Of course, it's impossible to know the future and it's unfair to your kids, who may well surprise you, to take any of the following red flags too seriously. Still, if you do wonder and worry about how they'll manage money in the future, here are some possible signs that, yes, you're raising a financial disaster.

Red flag: Your child is easily swayed by television commercials and friends' opinions. If he or she sees something cool, he or she wants it.

This could mean: Your kid will be an impulse shopper.

Possible solution: That may not be so bad, of course, but it all depends how often your kid impulse-shops.

[Read: 13 Financial Lessons to Teach Your Children.]

If your child gets an allowance, and you're out shopping, consider letting your kid buy the first thing he or she wants immediately with his or her money, even if you know it's stupid, and, really, especially if you know it's a stupid purchase.
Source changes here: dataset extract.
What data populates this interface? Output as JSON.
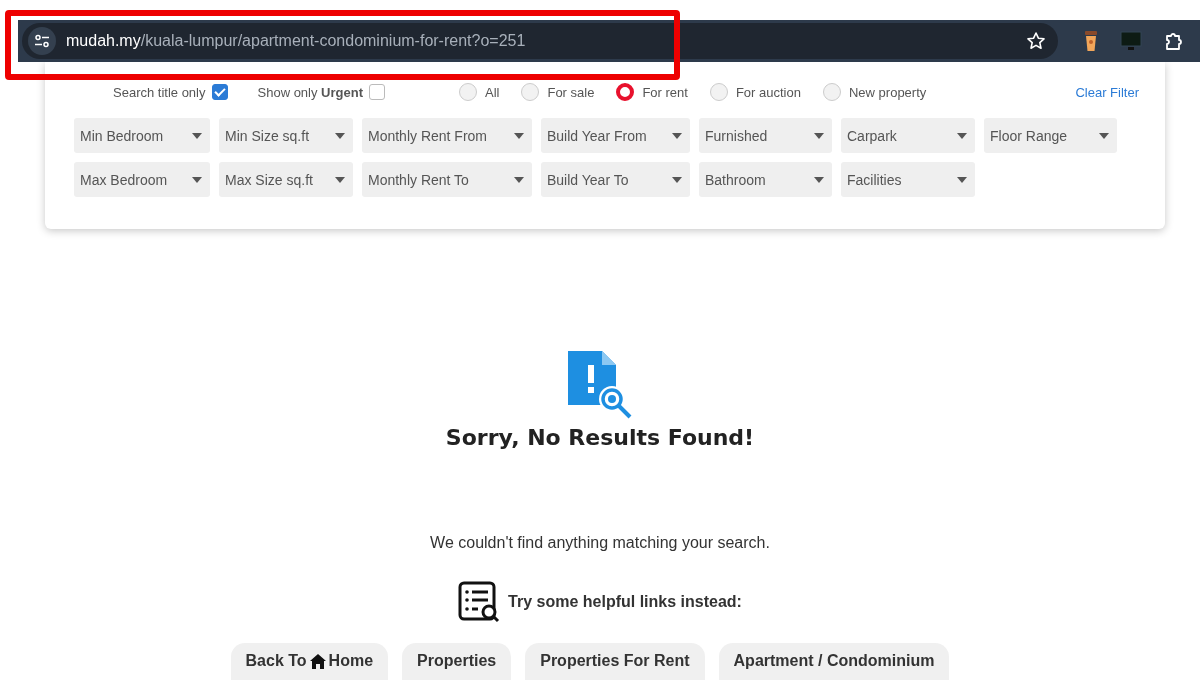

Then continue shopping, and when he or she wants something else but doesn't have the money to buy it, this can be that teachable moment. It's an especially useful exercise in, say, a toy store, where there are plenty of items your child wants.

"Five minutes later, you know you're going to go down another aisle, and your kid is going to wish they had bought something different," says Amy Rosen, president and CEO of the Network for Teaching Entrepreneurship, based in New York City, which teaches entrepreneurship to mostly low-income high school students. Rosen is also the vice chair of the President's Advisory Council on Financial Capability, which lasted from Jan. 29, 2010, until Jan. 29, 2013, and was tasked with, among other things, finding new ways to improve Americans' bottom lines through financial education.
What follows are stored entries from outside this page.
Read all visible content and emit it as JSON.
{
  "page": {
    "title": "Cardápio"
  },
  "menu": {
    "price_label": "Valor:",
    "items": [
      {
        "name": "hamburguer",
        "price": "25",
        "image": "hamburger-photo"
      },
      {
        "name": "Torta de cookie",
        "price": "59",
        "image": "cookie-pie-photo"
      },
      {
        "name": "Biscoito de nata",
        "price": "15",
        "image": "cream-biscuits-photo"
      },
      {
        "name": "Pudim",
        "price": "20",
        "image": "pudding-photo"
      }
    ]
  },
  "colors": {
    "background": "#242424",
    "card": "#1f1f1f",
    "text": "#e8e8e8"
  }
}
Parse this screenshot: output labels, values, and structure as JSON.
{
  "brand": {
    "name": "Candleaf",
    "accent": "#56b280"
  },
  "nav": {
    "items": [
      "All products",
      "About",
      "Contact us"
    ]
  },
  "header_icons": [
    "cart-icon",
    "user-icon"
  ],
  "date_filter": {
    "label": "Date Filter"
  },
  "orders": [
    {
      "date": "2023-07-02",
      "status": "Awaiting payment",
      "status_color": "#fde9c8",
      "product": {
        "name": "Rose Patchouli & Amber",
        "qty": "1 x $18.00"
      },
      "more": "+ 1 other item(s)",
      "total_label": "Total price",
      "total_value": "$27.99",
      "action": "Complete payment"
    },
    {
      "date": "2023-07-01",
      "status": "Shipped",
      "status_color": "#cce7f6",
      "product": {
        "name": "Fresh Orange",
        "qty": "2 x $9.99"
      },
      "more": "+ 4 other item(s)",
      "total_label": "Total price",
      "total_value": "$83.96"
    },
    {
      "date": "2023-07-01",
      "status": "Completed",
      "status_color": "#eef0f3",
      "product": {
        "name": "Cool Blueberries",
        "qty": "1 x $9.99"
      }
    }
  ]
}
"It's really all about guiding kids when they're making shopping choices," adds Rosen of the toy-store teaching moment. "It's kind of a no-brainer."

And, of course, if you feel sorry for the little guy or gal and you really hate the thought of that allowance money being wasted, you can always then teach your child how some stores have return policies.

Red flag: Your child is always forgetting to do homework or give you important school papers.

This could mean: Your kid is going to constantly pay bills late.

Possible solution: Yes, you might want to get your child a calendar, or a better one, to help him or her keep track of important school dates and hope that leads to better grades, a good college, a decent job and salary, and someday, better money-management skills. That said, when it comes to teaching your child about money, the most important thing is to simply talk to your child about it.

Parents aren't doing that enough, according to the fifth-annual Parents, Kids & Money Survey, recently released by T. Rowe Price. On the plus side, 73 percent of the 1,014 parents sampled reported that they have regular discussions with their kids about short-term financial topics like back-to-school shopping, but only 39 percent said they talk about long-term financial planning.

[See Boomer Retirement Advice to Kids: Don't Do As I Did.]

Last year, the American Institute of Certified Public Accountants released a survey showing that children are, on average, 10 years old when their mom or dad has a first financial conversation with them about money. That may be too old.

"Teach children [about money] while they are in elementary school. Don't wait until they go to middle or high school. By then, bad habits are formed, and it may be too difficult to unravel them," urges Prakash Dheeriya, a professor of finance at California State University—Dominguez Hills and the author of a book series called "Finance for Kidz."